TITLE: Optimizing SIFT for an Embedded GPU

Members: Prithvi Suresh (psuresh2)

Presentation Link

SUMMARY:

We plan to parallelize SIFT using cuda to run on an nvidia-gpu. Although we don’t necessarily know the target speed-up, we are interested in understanding how our approaches to parallelizing would differ based on different target devices. We selected two devices, NVIDIA GeForce RTX 2080 from the Gates Cluster and an NVIDIA Jetson Nano, and will measure the differences in the speedup between the two devices.

Background:

With the growing affinity for AI/Robotics in almost all applications, there is an increasing need for faster, smaller, and more power efficient edge devices. The capabilities of these edge devices pale in comparison to large gaming GPUs located in server farms. Nvidia has already tried to bridge this gap by releasing a suite of embedded GPUs. These embedded devices are optimized to run machine learning inference at low power. Developing on these devices is virtually similar to developing on a traditional large Nvidia GPU. Through this project, we aim to explore the effects a resource constrained device can have on parallelizing approaches. To this end we select two devices and an image processing algorithm to parallelize.

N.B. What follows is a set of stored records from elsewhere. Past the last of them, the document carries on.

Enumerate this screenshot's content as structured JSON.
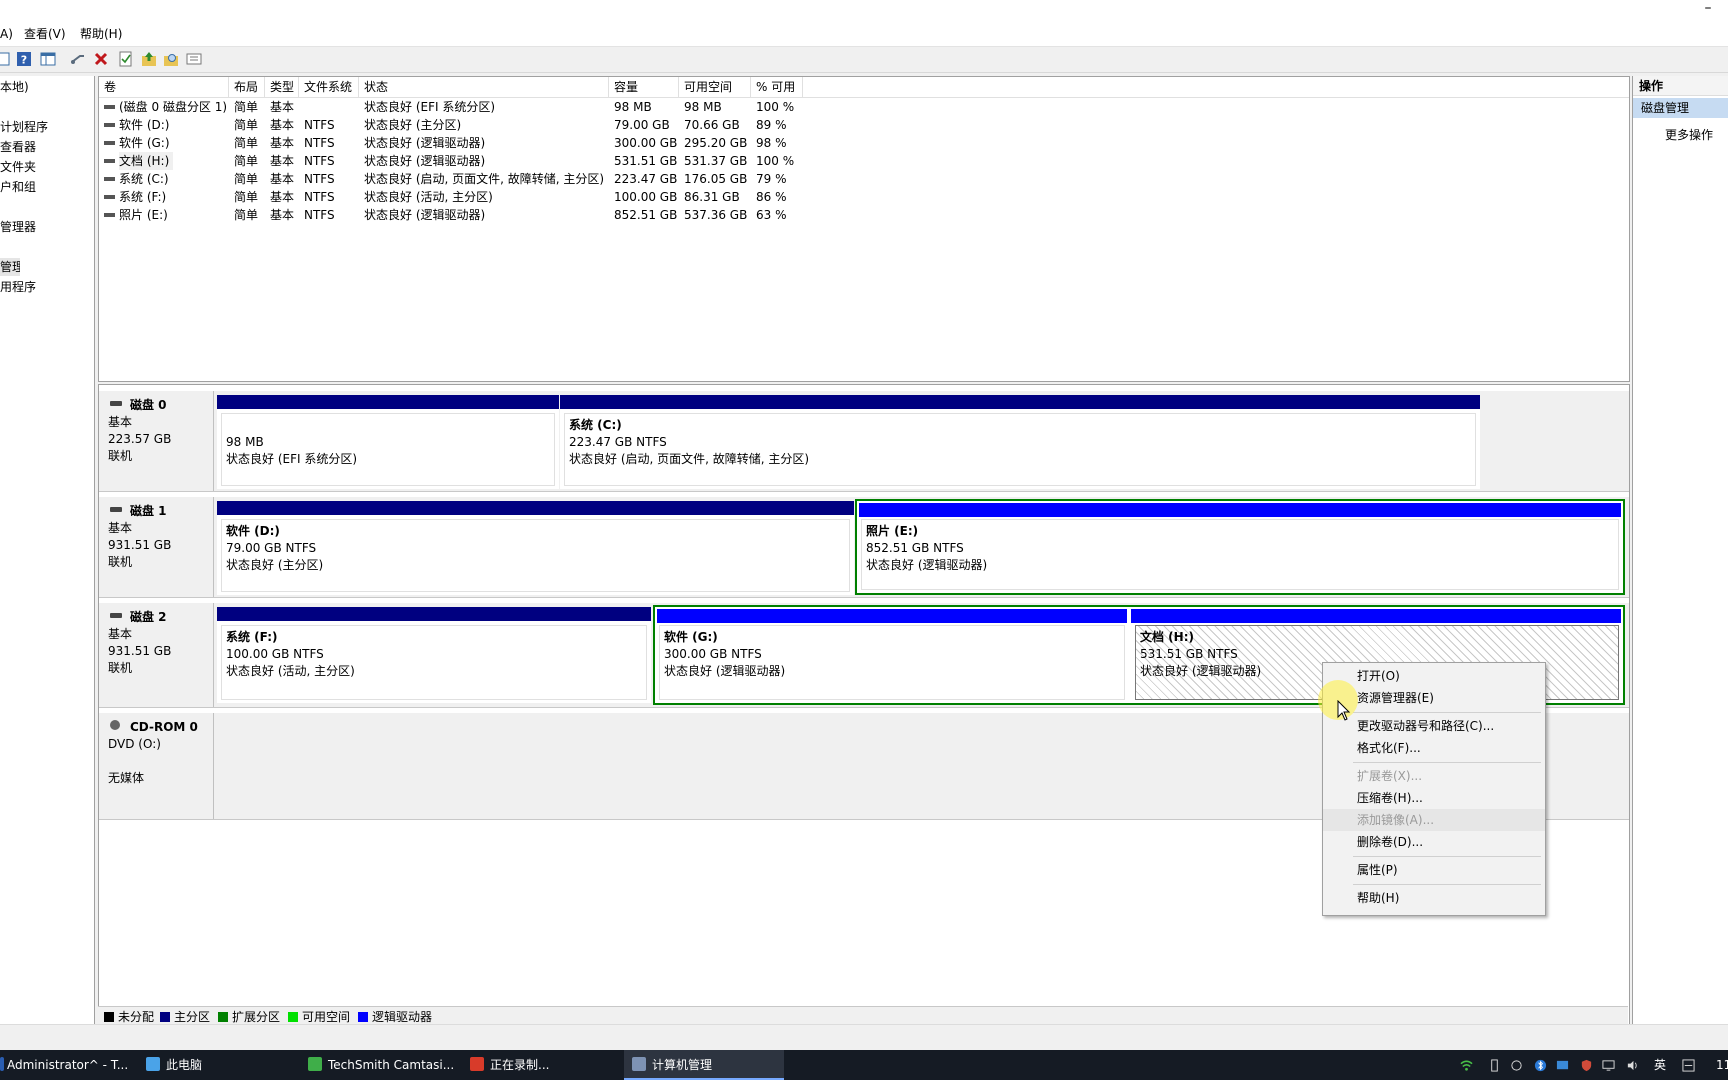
{
  "menu": {
    "partial_action": "A)",
    "view": "查看(V)",
    "help": "帮助(H)"
  },
  "tree": {
    "items": [
      "本地)",
      "",
      "计划程序",
      "查看器",
      "文件夹",
      "户和组",
      "",
      "管理器",
      "",
      "管理",
      "用程序"
    ]
  },
  "volume_list": {
    "columns": [
      "卷",
      "布局",
      "类型",
      "文件系统",
      "状态",
      "容量",
      "可用空间",
      "% 可用"
    ],
    "rows": [
      [
        "(磁盘 0 磁盘分区 1)",
        "简单",
        "基本",
        "",
        "状态良好 (EFI 系统分区)",
        "98 MB",
        "98 MB",
        "100 %"
      ],
      [
        "软件 (D:)",
        "简单",
        "基本",
        "NTFS",
        "状态良好 (主分区)",
        "79.00 GB",
        "70.66 GB",
        "89 %"
      ],
      [
        "软件 (G:)",
        "简单",
        "基本",
        "NTFS",
        "状态良好 (逻辑驱动器)",
        "300.00 GB",
        "295.20 GB",
        "98 %"
      ],
      [
        "文档 (H:)",
        "简单",
        "基本",
        "NTFS",
        "状态良好 (逻辑驱动器)",
        "531.51 GB",
        "531.37 GB",
        "100 %"
      ],
      [
        "系统 (C:)",
        "简单",
        "基本",
        "NTFS",
        "状态良好 (启动, 页面文件, 故障转储, 主分区)",
        "223.47 GB",
        "176.05 GB",
        "79 %"
      ],
      [
        "系统 (F:)",
        "简单",
        "基本",
        "NTFS",
        "状态良好 (活动, 主分区)",
        "100.00 GB",
        "86.31 GB",
        "86 %"
      ],
      [
        "照片 (E:)",
        "简单",
        "基本",
        "NTFS",
        "状态良好 (逻辑驱动器)",
        "852.51 GB",
        "537.36 GB",
        "63 %"
      ]
    ]
  },
  "disks": {
    "d0": {
      "name": "磁盘 0",
      "type": "基本",
      "size": "223.57 GB",
      "status": "联机",
      "p1": {
        "size": "98 MB",
        "status": "状态良好 (EFI 系统分区)"
      },
      "p2": {
        "name": "系统 (C:)",
        "size": "223.47 GB NTFS",
        "status": "状态良好 (启动, 页面文件, 故障转储, 主分区)"
      }
    },
    "d1": {
      "name": "磁盘 1",
      "type": "基本",
      "size": "931.51 GB",
      "status": "联机",
      "p1": {
        "name": "软件 (D:)",
        "size": "79.00 GB NTFS",
        "status": "状态良好 (主分区)"
      },
      "p2": {
        "name": "照片 (E:)",
        "size": "852.51 GB NTFS",
        "status": "状态良好 (逻辑驱动器)"
      }
    },
    "d2": {
      "name": "磁盘 2",
      "type": "基本",
      "size": "931.51 GB",
      "status": "联机",
      "p1": {
        "name": "系统 (F:)",
        "size": "100.00 GB NTFS",
        "status": "状态良好 (活动, 主分区)"
      },
      "p2": {
        "name": "软件 (G:)",
        "size": "300.00 GB NTFS",
        "status": "状态良好 (逻辑驱动器)"
      },
      "p3": {
        "name": "文档 (H:)",
        "size": "531.51 GB NTFS",
        "status": "状态良好 (逻辑驱动器)"
      }
    },
    "cd": {
      "name": "CD-ROM 0",
      "type": "DVD (O:)",
      "status": "无媒体"
    }
  },
  "legend": [
    "未分配",
    "主分区",
    "扩展分区",
    "可用空间",
    "逻辑驱动器"
  ],
  "legend_colors": [
    "#000000",
    "#000080",
    "#008000",
    "#00e000",
    "#0000ff"
  ],
  "actions": {
    "title": "操作",
    "selected": "磁盘管理",
    "more": "更多操作"
  },
  "context_menu": {
    "open": "打开(O)",
    "explorer": "资源管理器(E)",
    "change_letter": "更改驱动器号和路径(C)...",
    "format": "格式化(F)...",
    "extend": "扩展卷(X)...",
    "shrink": "压缩卷(H)...",
    "mirror": "添加镜像(A)...",
    "delete": "删除卷(D)...",
    "properties": "属性(P)",
    "help": "帮助(H)"
  },
  "taskbar": {
    "t1": "Administrator^ - T...",
    "t2": "此电脑",
    "t3": "TechSmith Camtasi...",
    "t4": "正在录制...",
    "t5": "计算机管理",
    "ime": "英",
    "clock": "11"
  },
  "colors": {
    "primary": "#000080",
    "logical": "#0000ff",
    "extended": "#008000",
    "free": "#00e000"
  }
}
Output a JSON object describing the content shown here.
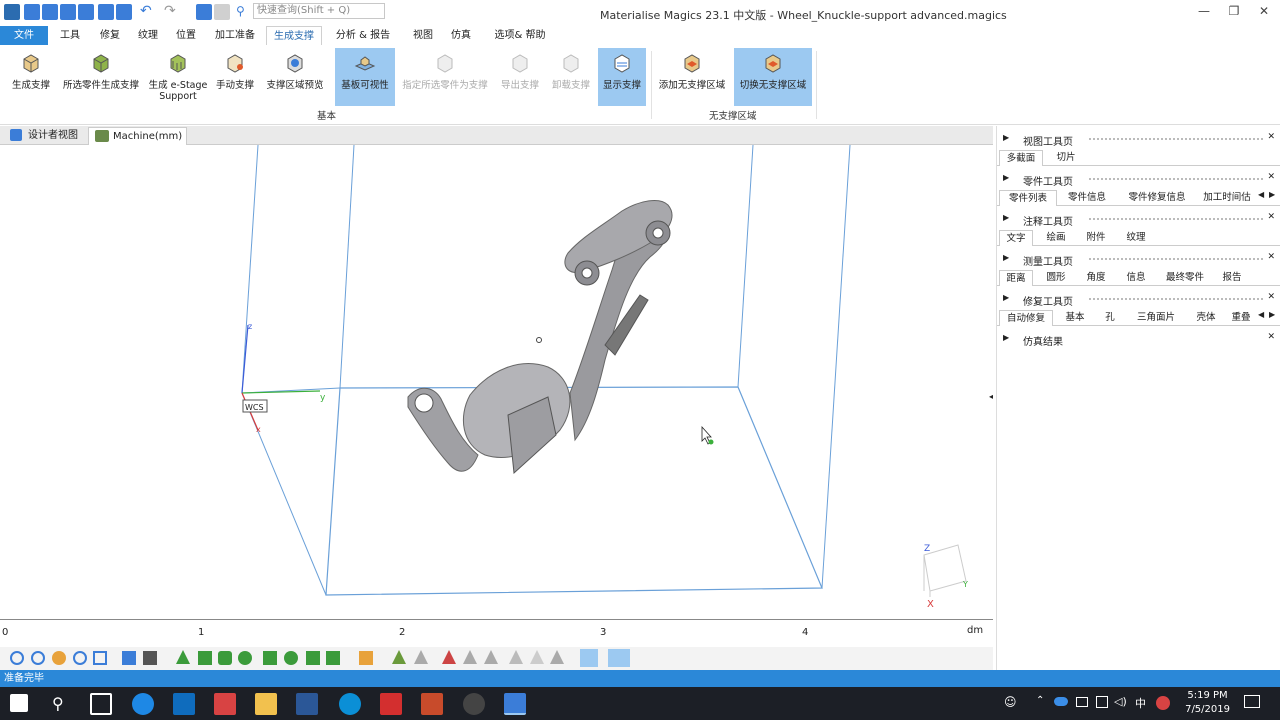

Image Processing on edge devices proves beneficial for a wide range of applications such as robotics and surveillance. We choose the Scale Invariant Feature Transform (SIFT) algorithm, a widely known keypoint detection algorithm to parallelize. SIFT is widely used in image processing to extract key points for object detection, localization, and tracking. SIFT also has huge scope for parallelism and can take advantage of the multiple cores of a GPU. The summary of steps involved in SIFT is as follows:

Scale Space Construction: Construct different scales and different blur levels for a single image
LoG: Obtain the Laplacian of the Gaussian of each of these images and extract local minima and maxima.
Threshold extrema: Remove noisy extrema such as edges
Assign Rotation Invariance: Make extrema invariant to rotation
Assign feature: Assign a feature vector to the point

The devices we selected are NVIDIA GeForce RTX 2080 and NVIDIA Jetson Nano. These devices both support cuda and theoretically can run the same piece of code. However, we hope to see large differences in performance when running the same algorithm on them. Essentially, we hypothesize a performance drop when the generally parallelized algorithm is run on the embedded device and we hope to deduce optimization strategies by analyzing the hardware constraints.

Challenge

Application Level Challenges: We anticipate challenges in effectively parallelizing SIFT. SIFT has multiple steps and we might find it a challenge to reduce the number of kernel launches. Establishing a good baseline on both devices. Hardware Challenges: Inability to achieve satisfactory speed-up on either device.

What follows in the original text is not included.